Neutrophil expression of CD11b, CD15, CD16, CD18 and CD177 was analyzed by flow cytometry in 24 patients with MPD (11 PV and 13 ET). JAK2 V617F was detected in 13 of the 24 patients and one was homozygous (Table 7). Expression was compared to 43 healthy subjects and 27 healthy subjects who were given 5 daily doses of G-CSF.

CD15 and CD18 expression differed among MPD patients and healthy subjects, but not that of CD11b, CD16 or CD177. More neutrophils expressed CD15, Lewis-x, in people with MPD than in healthy subjects (50 ± 31% versus 21 ± 25%, p < 0.0002) (Table 7, Figure 7). This was the case for both subjects with PV and ET. The proportion of neutrophils expressing CD18 was also increased in people with MPD (73 ± 26% versus 48 ± 33%, p < 0.003), although the mean neutrophil fluorescent intensity was reduced (250 ± 81 versus 451 ± 300, p < 0.003) (Table 7, Figure 7), but was similar to G-CSF stimulated neutrophils. Both the proportion of neutrophils expressing CD177 and the mean fluorescence intensity of neutrophils were increased slightly in MPD neutrophils, but these changes were not significant.

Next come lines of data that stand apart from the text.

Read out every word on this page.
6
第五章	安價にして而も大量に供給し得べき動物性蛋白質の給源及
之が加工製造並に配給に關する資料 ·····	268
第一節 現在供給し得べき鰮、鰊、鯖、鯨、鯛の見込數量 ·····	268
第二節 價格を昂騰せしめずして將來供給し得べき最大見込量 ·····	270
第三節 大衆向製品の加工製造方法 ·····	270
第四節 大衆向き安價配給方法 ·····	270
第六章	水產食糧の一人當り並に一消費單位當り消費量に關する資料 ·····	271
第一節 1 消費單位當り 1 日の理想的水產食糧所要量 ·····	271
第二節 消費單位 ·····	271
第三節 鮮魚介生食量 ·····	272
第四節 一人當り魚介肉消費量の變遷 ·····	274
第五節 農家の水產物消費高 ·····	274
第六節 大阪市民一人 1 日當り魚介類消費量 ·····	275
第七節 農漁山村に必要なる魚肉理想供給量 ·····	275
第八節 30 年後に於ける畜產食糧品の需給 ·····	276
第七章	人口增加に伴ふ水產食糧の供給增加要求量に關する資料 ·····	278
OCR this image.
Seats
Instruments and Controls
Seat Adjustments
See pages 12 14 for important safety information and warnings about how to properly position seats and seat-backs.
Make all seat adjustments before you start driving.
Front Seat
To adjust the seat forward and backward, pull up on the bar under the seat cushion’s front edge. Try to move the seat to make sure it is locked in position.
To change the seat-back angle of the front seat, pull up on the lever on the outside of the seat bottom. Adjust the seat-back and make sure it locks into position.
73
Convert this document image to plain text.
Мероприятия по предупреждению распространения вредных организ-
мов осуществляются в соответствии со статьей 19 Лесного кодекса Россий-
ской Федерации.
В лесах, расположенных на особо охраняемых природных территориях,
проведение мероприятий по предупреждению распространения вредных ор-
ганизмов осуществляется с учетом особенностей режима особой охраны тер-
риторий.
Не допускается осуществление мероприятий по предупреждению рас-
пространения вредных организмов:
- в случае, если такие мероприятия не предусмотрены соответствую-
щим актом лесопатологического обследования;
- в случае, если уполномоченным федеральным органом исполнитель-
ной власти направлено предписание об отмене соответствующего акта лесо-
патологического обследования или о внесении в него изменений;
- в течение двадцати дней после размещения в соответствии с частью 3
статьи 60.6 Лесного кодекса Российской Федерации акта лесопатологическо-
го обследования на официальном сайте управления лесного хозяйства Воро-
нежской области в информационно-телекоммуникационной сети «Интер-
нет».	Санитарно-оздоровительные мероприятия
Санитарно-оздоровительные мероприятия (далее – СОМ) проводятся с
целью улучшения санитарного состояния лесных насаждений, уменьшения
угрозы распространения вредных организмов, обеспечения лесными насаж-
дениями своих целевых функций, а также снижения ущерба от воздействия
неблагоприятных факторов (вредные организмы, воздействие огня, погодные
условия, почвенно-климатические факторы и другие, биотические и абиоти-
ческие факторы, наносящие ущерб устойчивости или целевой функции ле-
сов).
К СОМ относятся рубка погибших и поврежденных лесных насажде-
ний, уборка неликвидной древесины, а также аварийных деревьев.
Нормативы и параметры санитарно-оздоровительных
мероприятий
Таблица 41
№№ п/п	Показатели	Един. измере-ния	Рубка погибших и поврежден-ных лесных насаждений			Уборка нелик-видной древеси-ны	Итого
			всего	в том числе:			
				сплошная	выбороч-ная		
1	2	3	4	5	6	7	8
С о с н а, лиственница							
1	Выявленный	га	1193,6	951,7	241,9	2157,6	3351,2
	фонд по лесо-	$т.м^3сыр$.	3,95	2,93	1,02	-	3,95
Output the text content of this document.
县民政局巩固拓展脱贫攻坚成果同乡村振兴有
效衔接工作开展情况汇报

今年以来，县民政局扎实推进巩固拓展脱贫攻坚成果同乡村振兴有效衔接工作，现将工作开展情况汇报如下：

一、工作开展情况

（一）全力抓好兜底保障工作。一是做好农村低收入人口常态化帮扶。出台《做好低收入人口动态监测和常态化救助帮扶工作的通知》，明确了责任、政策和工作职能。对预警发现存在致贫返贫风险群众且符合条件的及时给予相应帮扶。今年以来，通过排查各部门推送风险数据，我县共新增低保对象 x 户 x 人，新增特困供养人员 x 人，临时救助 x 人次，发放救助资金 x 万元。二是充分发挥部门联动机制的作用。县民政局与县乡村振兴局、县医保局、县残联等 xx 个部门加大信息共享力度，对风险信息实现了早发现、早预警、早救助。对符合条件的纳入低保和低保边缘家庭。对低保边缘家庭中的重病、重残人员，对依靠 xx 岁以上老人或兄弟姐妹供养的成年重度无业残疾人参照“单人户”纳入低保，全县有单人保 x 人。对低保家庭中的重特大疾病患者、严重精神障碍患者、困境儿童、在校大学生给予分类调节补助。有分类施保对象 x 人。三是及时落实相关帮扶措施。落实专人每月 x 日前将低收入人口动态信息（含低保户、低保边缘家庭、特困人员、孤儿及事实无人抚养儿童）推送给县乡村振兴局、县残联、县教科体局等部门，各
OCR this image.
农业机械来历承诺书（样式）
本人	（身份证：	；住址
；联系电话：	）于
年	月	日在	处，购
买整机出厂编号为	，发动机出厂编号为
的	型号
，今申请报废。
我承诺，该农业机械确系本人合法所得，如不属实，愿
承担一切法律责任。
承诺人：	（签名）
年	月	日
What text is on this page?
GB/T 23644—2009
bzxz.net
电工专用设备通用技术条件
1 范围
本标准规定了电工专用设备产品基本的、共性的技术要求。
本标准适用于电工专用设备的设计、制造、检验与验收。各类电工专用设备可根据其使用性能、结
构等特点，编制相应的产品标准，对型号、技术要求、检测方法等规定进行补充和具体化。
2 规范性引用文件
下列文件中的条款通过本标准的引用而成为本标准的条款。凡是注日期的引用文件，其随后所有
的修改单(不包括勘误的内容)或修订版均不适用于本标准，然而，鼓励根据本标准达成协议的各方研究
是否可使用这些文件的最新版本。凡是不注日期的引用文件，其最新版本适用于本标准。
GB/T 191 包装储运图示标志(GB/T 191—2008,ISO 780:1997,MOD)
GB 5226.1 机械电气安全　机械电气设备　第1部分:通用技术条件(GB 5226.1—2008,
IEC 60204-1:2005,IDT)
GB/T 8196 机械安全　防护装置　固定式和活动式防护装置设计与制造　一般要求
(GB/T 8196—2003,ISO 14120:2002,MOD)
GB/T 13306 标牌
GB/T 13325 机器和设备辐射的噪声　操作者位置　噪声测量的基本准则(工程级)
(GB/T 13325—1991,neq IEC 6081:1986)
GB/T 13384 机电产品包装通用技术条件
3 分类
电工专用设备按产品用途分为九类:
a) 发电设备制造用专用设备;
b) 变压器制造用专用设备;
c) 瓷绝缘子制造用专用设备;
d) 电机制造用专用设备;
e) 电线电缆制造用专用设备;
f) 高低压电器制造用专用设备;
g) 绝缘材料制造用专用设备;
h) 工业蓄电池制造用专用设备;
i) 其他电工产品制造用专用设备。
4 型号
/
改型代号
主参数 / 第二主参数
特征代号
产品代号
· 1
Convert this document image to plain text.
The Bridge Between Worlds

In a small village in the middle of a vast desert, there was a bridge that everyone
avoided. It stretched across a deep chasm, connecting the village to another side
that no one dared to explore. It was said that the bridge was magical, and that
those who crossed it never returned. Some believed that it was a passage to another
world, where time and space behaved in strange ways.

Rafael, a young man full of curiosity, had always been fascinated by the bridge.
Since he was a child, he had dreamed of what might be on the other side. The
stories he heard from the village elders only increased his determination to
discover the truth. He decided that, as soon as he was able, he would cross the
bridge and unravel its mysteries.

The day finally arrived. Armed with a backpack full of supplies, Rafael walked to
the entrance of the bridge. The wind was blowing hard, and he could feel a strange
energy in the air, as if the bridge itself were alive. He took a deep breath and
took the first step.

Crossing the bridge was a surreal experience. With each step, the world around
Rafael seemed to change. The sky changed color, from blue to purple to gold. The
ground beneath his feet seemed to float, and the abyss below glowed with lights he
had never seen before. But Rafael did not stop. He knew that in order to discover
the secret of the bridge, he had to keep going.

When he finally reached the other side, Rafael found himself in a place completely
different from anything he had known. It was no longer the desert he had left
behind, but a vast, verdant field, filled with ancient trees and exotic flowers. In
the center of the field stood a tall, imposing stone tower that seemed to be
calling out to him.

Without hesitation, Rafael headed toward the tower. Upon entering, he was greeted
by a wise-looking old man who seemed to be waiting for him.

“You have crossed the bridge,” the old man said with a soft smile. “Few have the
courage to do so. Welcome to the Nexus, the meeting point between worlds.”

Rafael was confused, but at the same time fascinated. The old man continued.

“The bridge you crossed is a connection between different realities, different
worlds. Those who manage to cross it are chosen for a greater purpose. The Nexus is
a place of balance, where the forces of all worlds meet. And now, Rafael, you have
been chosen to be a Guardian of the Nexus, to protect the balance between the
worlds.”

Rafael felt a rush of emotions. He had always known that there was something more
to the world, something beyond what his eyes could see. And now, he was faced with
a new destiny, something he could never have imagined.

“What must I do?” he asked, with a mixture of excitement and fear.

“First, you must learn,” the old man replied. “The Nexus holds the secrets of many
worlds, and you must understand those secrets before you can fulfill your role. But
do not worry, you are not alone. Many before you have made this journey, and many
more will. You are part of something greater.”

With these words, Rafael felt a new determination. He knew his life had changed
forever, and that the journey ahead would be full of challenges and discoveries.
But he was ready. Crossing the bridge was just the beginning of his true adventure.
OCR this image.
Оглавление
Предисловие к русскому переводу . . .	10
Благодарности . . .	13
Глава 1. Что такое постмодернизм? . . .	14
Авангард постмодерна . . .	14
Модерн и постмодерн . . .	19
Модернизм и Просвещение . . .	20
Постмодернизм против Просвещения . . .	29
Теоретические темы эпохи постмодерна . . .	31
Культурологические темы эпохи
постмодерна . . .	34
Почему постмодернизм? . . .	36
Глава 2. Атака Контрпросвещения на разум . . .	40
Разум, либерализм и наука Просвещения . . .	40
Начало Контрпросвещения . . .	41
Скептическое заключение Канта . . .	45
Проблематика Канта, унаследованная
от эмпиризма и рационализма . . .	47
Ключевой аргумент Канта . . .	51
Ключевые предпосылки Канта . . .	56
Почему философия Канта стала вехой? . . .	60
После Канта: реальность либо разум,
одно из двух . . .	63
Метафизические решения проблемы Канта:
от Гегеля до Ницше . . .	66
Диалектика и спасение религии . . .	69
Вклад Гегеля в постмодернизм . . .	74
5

Following G-CSF administration, the expression of CD16 and CD18 as assessed by the mean fluorescence intensity decreased (Table 7, Figure 7). In contrast, the number of neutrophils expressing CD177 and the mean fluorescence intensity of CD177 expression increased.

The expression of several other neutrophil adhesion molecules, Fc receptors and other antigens were compared in the same cohort of 6 MPD patients in whom gene and miR expression profiles and serum proteins were measured; 4 with PV and 2 with ET. The proportion of neutrophils expressing CD64 was greater in MPD patients than in healthy subjects (13 ± 9% versus 6 ± 4%, p < 0.05) but not the mean fluorescence intensity (373 ± 73 versus 201 ± 63). There was no difference in the expression of CD10, CD31, CD44, CD45, CD55, CD59, and CD62L among neutrophils from MPD patients and healthy subjects (data not shown).